It is not surprising that Opera houses were built in the boom towns. Local groups would perform dramas or musicals such as The Mikado by Gilbert and Sullivan. Bands would give recitals and many towns played host to the Metropolitan Opera Company and other travelling performers.
In April 1899, Fort Steele was treated to an evening of poetry, by the noted Canadian Miss E. Pauline Johnson, who would perform in her traditional Mohawk costume that she made herself. This outfit so impressed audiences, that it would be copied and many versions of it would pop up time and time again in photos of fancy dress balls.
After the readings, Miss Johnson would delight the ladies by changing into one of her fashionable evening gowns worn when presented to royalty in London, England.
Emily Pauline Johnson was born on March 10th, 1861. Pauline's Mohawk family name was Tekahionwake, (Double Wampum).
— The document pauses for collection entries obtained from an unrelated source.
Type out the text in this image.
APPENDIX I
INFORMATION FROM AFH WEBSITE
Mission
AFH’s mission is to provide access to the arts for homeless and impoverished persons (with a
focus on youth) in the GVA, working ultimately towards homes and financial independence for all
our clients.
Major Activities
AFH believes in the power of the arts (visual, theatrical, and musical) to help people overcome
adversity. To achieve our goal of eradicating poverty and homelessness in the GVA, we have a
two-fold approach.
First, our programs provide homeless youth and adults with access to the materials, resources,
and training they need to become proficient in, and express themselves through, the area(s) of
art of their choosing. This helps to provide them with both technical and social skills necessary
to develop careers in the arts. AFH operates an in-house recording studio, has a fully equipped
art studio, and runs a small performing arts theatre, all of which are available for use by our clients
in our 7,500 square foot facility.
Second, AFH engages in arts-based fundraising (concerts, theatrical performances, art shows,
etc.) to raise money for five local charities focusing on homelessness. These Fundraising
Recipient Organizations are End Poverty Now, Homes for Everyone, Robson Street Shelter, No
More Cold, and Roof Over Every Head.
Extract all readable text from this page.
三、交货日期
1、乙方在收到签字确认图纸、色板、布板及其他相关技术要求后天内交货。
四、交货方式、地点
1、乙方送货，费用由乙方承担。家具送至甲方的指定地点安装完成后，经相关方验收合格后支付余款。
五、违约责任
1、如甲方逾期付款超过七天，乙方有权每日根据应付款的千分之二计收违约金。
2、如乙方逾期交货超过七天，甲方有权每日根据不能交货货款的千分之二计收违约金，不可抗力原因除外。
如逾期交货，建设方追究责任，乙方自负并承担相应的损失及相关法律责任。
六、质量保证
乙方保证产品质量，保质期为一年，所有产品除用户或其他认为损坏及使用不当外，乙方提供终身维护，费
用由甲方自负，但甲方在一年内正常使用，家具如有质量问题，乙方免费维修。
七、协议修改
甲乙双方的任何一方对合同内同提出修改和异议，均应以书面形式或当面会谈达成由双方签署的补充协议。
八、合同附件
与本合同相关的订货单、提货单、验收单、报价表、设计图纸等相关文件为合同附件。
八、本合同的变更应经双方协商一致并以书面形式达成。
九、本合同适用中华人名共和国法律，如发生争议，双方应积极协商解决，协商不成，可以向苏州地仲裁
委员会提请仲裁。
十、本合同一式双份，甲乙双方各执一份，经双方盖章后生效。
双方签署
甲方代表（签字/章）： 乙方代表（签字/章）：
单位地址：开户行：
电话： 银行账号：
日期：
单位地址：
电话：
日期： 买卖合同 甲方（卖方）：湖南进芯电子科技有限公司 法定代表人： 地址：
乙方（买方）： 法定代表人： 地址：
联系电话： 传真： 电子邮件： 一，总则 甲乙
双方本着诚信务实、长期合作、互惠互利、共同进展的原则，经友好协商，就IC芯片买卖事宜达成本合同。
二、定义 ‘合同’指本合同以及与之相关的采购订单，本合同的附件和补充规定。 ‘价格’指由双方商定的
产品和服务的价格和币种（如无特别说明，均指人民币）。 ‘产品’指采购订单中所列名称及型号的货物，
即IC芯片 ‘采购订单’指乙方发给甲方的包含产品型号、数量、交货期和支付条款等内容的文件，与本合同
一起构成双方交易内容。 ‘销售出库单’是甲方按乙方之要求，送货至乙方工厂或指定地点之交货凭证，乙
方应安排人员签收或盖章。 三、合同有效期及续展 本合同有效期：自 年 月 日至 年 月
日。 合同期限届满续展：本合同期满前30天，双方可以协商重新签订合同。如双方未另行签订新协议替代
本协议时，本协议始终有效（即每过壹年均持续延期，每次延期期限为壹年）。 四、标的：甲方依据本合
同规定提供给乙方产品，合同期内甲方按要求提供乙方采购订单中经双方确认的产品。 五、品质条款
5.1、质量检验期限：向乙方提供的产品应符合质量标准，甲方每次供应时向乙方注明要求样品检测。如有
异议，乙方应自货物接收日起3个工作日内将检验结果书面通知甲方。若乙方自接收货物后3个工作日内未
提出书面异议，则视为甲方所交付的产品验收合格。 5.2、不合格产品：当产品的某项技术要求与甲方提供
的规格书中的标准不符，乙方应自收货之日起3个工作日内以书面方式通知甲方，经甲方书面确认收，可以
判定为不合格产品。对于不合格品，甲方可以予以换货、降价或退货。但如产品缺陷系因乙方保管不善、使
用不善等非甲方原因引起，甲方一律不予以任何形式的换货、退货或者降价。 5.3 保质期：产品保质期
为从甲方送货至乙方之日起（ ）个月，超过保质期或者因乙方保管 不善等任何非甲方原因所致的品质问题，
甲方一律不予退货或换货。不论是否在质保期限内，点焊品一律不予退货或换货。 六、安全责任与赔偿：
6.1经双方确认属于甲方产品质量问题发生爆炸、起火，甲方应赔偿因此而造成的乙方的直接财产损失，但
This is a name of great honour and esteem. Wampum is an Algonquian word meaning white string of beads, that was used by North American Indians as money.
Widely accepted as a form of hard currency. The denominations being determined by the order,and length of the numbers of beads on the strings - white beads being five times more valuable than purple beads. The beads were made from small white and purple shells that were obtained in trade from the Delaware people of Long Island. The shells were ground into cylinders and the centers were bored out in order to make beads.